Boca Livre
Boca Livre
1979

Ranking nas Listas
Por Que Esse Disco é Importante
O álbum de estreia homônimo do Boca Livre, lançado em 1979, é um marco indelével na história da música brasileira, destacando-se não apenas pela sua beleza estética, mas também pelo seu caráter pioneiro no cenário independente. Em uma época dominada pelas grandes gravadoras, o quarteto ousou lançar um trabalho com arranjos vocais e instrumentais sofisticados, um repertório refinado e total liberdade artística, bancando a produção do próprio bolso. Este disco exala uma sonoridade límpida e arranjos certeiros, que juntos criam uma atmosfera de positividade e leveza. O estilo refinado do Boca Livre se manifesta em suas composições e nas versões de obras de outros artistas, caracterizado pelo uso de acordes vocais dissonantes e revezamentos nos solos, fugindo da métrica convencional de outros grupos. O álbum não só provou que a música de alta qualidade e com autonomia artística podia encontrar seu público, mas também se tornou um fenômeno comercial, superando todas as expectativas para uma produção independente.
Contexto
O grupo Boca Livre foi formado no Rio de Janeiro em 1978, reunindo os talentos de Maurício Maestro (contrabaixo e vocal), Zé Renato (violão e vocal), Cláudio Nucci (violão e vocal) e David Tygel (viola de 10 cordas e vocal). Antes de gravar seu álbum de estreia, o quarteto já havia participado do disco "Camaleão", de Edu Lobo, no mesmo ano de sua formação, e excursionado com o compositor através do prestigiado Projeto Pixinguinha. Naquele período, o mercado fonográfico brasileiro era cético quanto ao sucesso de grupos vocais com propostas musicais mais elaboradas, especialmente sem o apoio de grandes selos. Diante do desinteresse das gravadoras convencionais, os integrantes do Boca Livre tomaram a decisão audaciosa de financiar e produzir o álbum de forma totalmente independente, um feito raro e desafiador para a época.
Gravação
O processo de gravação e mixagem do álbum Boca Livre aconteceu entre os meses de julho e agosto de 1979, nos estúdios da Sono-Viso do Brasil, no Rio de Janeiro. A produção do disco foi uma empreitada do próprio grupo, através da recém-criada Boca Livre Produções e Gravações Ltda., reforçando o espírito de independência do projeto. Maurício Maestro, um dos fundadores do quarteto, foi o responsável pelos complexos e inovadores arranjos vocais e instrumentais que se tornariam uma marca registrada do grupo. A gravação e mixagem ficaram a cargo de Toninho Barbosa, um renomado técnico de som com vasta experiência no movimento da música independente. O disco contou ainda com a participação de dezesseis músicos convidados, enriquecendo ainda mais a sonoridade das faixas.

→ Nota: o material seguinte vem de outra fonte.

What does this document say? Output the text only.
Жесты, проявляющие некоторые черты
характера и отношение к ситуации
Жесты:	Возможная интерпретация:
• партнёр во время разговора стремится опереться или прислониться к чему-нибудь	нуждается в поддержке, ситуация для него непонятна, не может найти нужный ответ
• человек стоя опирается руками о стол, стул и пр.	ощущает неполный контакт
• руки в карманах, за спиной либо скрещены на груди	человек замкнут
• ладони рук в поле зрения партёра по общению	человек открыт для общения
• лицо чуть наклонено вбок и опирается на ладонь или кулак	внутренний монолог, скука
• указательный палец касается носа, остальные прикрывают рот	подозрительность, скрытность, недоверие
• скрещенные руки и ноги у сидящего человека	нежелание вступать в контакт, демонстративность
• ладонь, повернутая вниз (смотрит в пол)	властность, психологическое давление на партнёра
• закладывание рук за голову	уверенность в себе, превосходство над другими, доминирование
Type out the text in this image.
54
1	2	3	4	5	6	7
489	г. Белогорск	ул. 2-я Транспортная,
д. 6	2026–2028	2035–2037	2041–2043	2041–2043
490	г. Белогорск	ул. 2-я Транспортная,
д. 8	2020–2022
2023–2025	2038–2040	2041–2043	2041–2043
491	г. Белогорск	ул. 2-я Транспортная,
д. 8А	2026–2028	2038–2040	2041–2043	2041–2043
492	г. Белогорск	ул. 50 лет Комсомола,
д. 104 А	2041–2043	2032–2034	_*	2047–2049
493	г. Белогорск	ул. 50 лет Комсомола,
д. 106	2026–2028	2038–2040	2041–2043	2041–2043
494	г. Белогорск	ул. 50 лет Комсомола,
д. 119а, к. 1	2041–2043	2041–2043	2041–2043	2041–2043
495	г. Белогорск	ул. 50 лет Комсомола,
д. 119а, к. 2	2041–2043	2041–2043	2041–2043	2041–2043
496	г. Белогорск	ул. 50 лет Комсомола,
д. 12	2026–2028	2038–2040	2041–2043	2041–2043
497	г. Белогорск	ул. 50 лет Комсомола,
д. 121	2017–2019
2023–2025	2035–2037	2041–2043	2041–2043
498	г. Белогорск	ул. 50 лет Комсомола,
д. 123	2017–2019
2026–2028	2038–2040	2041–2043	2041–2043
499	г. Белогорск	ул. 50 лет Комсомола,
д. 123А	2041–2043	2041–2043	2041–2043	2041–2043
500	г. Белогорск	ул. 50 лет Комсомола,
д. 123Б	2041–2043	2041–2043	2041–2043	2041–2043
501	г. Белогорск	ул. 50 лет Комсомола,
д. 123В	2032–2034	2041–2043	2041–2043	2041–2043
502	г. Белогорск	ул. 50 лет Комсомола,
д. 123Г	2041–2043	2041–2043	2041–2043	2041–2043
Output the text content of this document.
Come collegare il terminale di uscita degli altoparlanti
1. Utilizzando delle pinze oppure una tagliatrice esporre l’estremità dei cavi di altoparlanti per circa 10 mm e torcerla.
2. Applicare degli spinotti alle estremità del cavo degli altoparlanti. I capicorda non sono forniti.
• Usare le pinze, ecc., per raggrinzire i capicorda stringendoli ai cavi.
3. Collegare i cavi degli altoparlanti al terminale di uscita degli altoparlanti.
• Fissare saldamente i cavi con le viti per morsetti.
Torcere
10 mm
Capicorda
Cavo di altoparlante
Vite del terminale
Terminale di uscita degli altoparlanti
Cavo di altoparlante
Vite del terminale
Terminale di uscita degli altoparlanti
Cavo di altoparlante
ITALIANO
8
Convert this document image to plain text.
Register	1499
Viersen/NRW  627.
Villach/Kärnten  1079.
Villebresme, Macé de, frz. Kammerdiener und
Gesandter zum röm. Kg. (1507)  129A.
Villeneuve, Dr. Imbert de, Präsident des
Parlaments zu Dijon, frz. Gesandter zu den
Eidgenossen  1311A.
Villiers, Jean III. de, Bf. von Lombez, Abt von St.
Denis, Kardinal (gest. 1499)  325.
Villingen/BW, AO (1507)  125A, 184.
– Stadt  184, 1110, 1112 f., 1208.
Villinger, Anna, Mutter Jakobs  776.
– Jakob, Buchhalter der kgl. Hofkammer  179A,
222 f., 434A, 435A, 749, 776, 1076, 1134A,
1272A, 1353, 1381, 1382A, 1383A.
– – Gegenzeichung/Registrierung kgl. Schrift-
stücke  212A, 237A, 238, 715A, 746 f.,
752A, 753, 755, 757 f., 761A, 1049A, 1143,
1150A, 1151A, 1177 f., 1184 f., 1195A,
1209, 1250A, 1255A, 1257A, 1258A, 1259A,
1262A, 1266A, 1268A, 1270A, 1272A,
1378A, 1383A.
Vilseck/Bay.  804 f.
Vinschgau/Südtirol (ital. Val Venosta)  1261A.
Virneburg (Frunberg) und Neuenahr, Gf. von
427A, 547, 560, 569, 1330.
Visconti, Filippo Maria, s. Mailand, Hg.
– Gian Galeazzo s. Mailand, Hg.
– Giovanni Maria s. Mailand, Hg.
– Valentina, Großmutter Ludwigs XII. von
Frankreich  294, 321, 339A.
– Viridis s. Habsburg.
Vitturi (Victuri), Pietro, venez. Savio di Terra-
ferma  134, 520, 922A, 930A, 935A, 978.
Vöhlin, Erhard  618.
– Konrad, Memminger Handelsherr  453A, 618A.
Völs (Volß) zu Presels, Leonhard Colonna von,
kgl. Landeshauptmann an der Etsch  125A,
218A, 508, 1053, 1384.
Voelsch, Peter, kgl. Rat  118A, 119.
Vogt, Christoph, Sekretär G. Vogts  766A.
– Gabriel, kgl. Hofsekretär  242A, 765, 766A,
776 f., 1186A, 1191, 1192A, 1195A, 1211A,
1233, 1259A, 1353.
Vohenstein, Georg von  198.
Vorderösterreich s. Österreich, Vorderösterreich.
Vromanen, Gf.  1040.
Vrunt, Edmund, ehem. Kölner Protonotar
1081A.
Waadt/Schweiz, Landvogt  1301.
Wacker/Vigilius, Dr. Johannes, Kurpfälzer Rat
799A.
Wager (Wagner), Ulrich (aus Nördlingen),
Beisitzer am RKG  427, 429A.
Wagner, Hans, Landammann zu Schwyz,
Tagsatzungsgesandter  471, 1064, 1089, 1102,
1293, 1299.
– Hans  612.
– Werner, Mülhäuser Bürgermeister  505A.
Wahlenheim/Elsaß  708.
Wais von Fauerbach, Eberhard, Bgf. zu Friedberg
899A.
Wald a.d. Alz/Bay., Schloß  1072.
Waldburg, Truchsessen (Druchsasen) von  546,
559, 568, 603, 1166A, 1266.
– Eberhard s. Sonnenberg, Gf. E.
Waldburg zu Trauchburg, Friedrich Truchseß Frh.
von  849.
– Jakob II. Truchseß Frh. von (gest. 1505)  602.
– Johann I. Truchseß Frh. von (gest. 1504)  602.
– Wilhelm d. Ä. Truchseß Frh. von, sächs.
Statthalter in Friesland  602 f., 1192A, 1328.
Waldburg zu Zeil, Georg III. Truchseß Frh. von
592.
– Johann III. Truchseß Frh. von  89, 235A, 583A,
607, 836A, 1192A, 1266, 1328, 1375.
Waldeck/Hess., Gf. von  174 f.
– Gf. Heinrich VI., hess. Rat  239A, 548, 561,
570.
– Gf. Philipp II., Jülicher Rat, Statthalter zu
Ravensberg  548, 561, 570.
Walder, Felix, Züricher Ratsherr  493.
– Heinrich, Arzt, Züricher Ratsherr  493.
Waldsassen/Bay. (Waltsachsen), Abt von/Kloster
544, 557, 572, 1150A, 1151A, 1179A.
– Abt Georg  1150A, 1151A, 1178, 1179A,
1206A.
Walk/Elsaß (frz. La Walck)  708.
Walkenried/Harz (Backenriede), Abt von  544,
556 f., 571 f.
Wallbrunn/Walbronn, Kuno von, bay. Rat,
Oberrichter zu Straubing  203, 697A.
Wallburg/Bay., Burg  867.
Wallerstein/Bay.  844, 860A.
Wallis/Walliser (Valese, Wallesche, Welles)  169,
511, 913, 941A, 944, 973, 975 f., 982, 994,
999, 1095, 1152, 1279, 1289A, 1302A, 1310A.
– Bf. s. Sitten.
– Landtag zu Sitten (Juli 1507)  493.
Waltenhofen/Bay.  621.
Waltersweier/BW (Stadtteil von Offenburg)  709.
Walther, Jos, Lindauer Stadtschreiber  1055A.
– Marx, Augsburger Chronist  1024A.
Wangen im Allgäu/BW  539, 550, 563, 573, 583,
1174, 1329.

A adaptação para CD, anos mais tarde, foi realizada digitalmente por Zé Nogueira.
Músicas
O repertório do álbum Boca Livre é uma rica tapeçaria de composições próprias e de talentosos nomes da MPB, incluindo Nelson Angelo, Toninho Horta, Milton Nascimento, Fernando Brant, Cacaso, Geraldo Azevedo e Joyce. Os próprios membros da formação original, como Zé Renato, Cláudio Nucci, David Tygel e Maurício Maestro, assinam cinco das onze canções do disco, que totaliza 33 minutos e 37 segundos de duração. Entre as faixas que se tornaram grandes clássicos, destacam-se "Toada" (Zé Renato, Cláudio Nucci e Juca Filho), "Quem Tem a Viola" (Zé Renato, Xico Chaves, Cláudio Nucci e Juca Filho), "Mistérios" (Maurício Maestro e Joyce) e "Diana" (Toninho Horta e Fernando Brant). A interpretação de "Ponta de Areia" (Milton Nascimento e Fernando Brant) também é frequentemente citada pela primorosa harmonia vocal. As letras e melodias demonstram uma preocupação com a beleza poética e o violão como instrumento central de criação, resultando em uma coleção de canções que o público abraçou imediatamente.
Legado
O lançamento de Boca Livre em 1979 foi um divisor de águas na indústria fonográfica brasileira, tornando-se o disco independente mais vendido da história do país até então, com mais de 100 mil cópias comercializadas, chegando a 150 mil segundo algumas fontes. Esse feito notável demonstrou a viabilidade de produções fora do circuito das grandes gravadoras. Diversas canções do álbum se consolidaram como clássicos da MPB, como "Toada", "Quem Tem a Viola", "Mistérios" e "Diana", que tiveram grande repercussão, inclusive sendo incluídas em trilhas sonoras de novelas. O reconhecimento da importância do álbum se estende até os dias atuais: em uma enquete do podcast Discoteca Básica com 162 especialistas musicais, o disco foi classificado na 277ª posição na lista dos "500 maiores álbuns brasileiros de todos os tempos", sendo a única obra do Boca Livre mencionada. Em 2023, o álbum foi relançado digitalmente, reafirmando sua relevância contínua para novas gerações de ouvintes.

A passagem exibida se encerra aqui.